Korruptionsvorwürfe spalten Berufswelt der Justiz

Immer mehr Richter und Staatsanwälte erheben Stimme gegen Systemführer

Während die Vorsitzende des Berufungsgerichts Bukarest auf der Pressekonferenz, die dieses am Donnerstag erstmals veranstaltet hat, die Darstellungen im Dokumentarfilm von Recorder als Aussagen „frustrierter Juristen“ zu demontieren versuchte, bestätigte Strafrichterin Raluca Moroșanu (im Bild) vor den Journalisten, dass die Leitung des Gerichts Verfahren bis zur Verjährung verzögere. | Foto: Agerpres

Bukarest (ADZ) – Nach der Veröffentlichung der zweistündigen journalistischen Ermittlung zu unrechtmäßigen Schulterschlüssen zwischen Politik und Justiz ist die Öffentlichkeit in Aufruhr. Mehr als drei Millionen Menschen haben inzwischen den Film der Plattform Recorder gesehen und mehrere Tausend Bürger haben am Donnerstagabend auf dem Platz vor dem Regierungsgebäude protestiert und den Rücktritt von Lia Savonea gefordert – die Chefin des Obersten Gerichtshofs gilt als mutmaßliche Drahtzieherin hinter dem vermeintlich korrupten Einflussnetz. Auch Innenminister Cătălin Predoiu, dessen Weichenstellungen die Zustände erst möglich gemacht haben sollen, muss schnellstens gehen, verlangten die Demonstranten.

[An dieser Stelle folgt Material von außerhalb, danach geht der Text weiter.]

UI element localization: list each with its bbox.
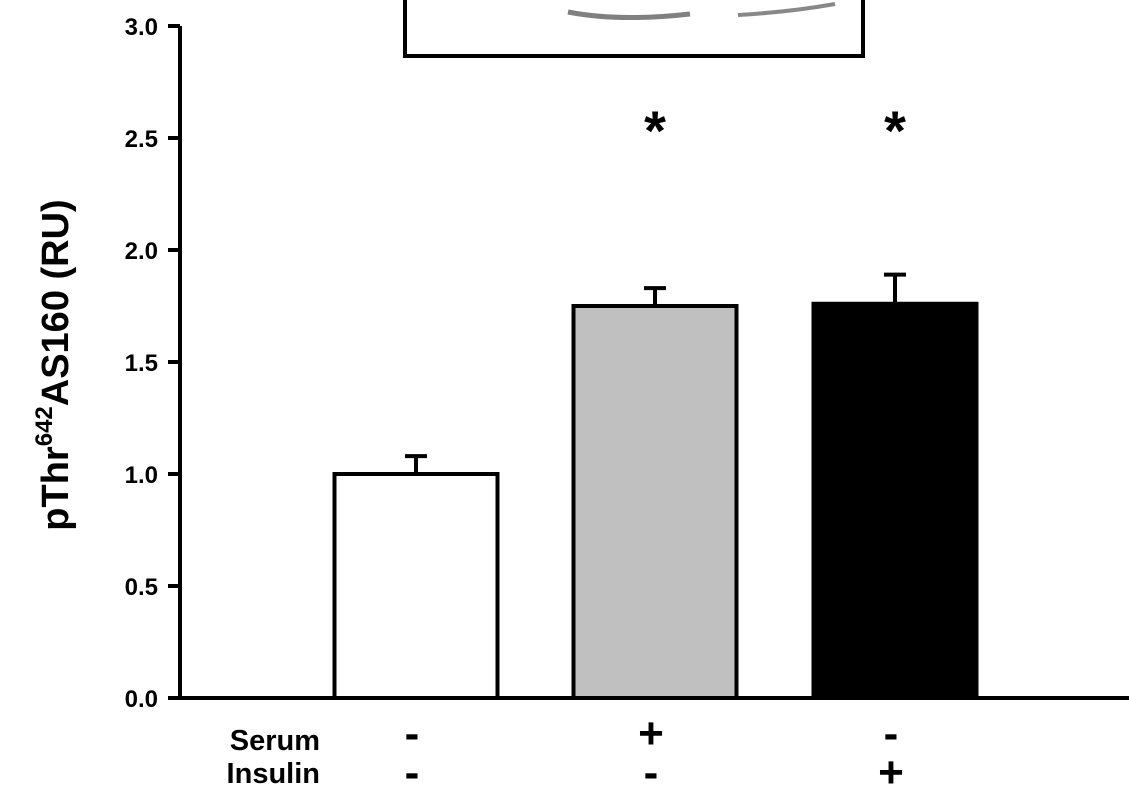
y-axis-label-superscript: 642 xyxy=(31,406,58,446)
insulin-sign: - xyxy=(405,748,420,789)
y-tick-label: 1.5 xyxy=(125,350,158,377)
serum-sign: - xyxy=(405,709,420,758)
bars xyxy=(332,272,979,700)
bar xyxy=(332,472,500,700)
serum-sign: - xyxy=(884,709,899,758)
serum-sign: + xyxy=(638,709,664,758)
bar xyxy=(571,304,739,700)
significance-star: * xyxy=(884,99,906,162)
western-blot-inset xyxy=(403,0,865,58)
y-tick-label: 2.0 xyxy=(125,238,158,265)
y-tick-label: 1.0 xyxy=(125,462,158,489)
y-tick-label: 2.5 xyxy=(125,126,158,153)
insulin-label: Insulin xyxy=(227,758,320,789)
y-tick-label: 0.5 xyxy=(125,574,158,601)
y-axis-label: pThr642AS160 (RU) xyxy=(31,199,77,530)
bar xyxy=(811,301,979,700)
y-tick-label: 0.0 xyxy=(125,686,158,713)
insulin-sign: + xyxy=(878,748,904,789)
y-tick-label: 3.0 xyxy=(125,14,158,41)
blot-band-2 xyxy=(737,2,836,17)
insulin-sign: - xyxy=(644,748,659,789)
y-ticks: 0.0 0.5 1.0 1.5 2.0 2.5 3.0 xyxy=(125,14,180,713)
significance-star: * xyxy=(644,99,666,162)
blot-band-1 xyxy=(567,9,691,21)
y-axis-label-prefix: pThr xyxy=(35,446,77,531)
serum-label: Serum xyxy=(230,725,320,757)
y-axis-label-suffix: AS160 (RU) xyxy=(35,199,77,406)
significance-markers: * * xyxy=(644,99,906,162)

Die im Film massiv belastete Leitung des Berufungsgerichts Bukarest (CAB) bemühte sich inzwischen um Schadensbegrenzung. Zum ersten Mal in ihrer Geschichte veranstaltete die Instanz eine Pressekonferenz. Flankiert von ihren Stellvertreterinnen wollte CAB-Chefin Liana Arsenie die von Kollegen im Film erhobenen Vorwürfe als Behauptungen frustrierter und wenig glaubwürdiger einzelner Juristen demontieren. Doch bereits zu Anfang trat die erfahrene Strafrichterin Raluca Moroșanu vor die Journalisten und bekräftigte die Aussagen ihres Kollegen Laurențiu Beșu, der gegenüber Recorder im Detail erläutert, wie die Leitung des Gerichts Verfahren bis zur Verjährung verzögert. Dass später mitten in der Konferenz Savonea eine Richterin anrief und ihr Antworten für Arsenie diktierte, kam ebenfalls nicht gerade entlastend an.

Rund 500 Richter und Staatsanwälte im ganzen Land sowie mehrere ihrer Verbände fordern inzwischen schonungslose Aufklärung. Präsident Nicușor Dan stellte sich für ein offenes Gespräch zur Verfügung, bei dem nächste Woche die Situation erörtert werden sollte.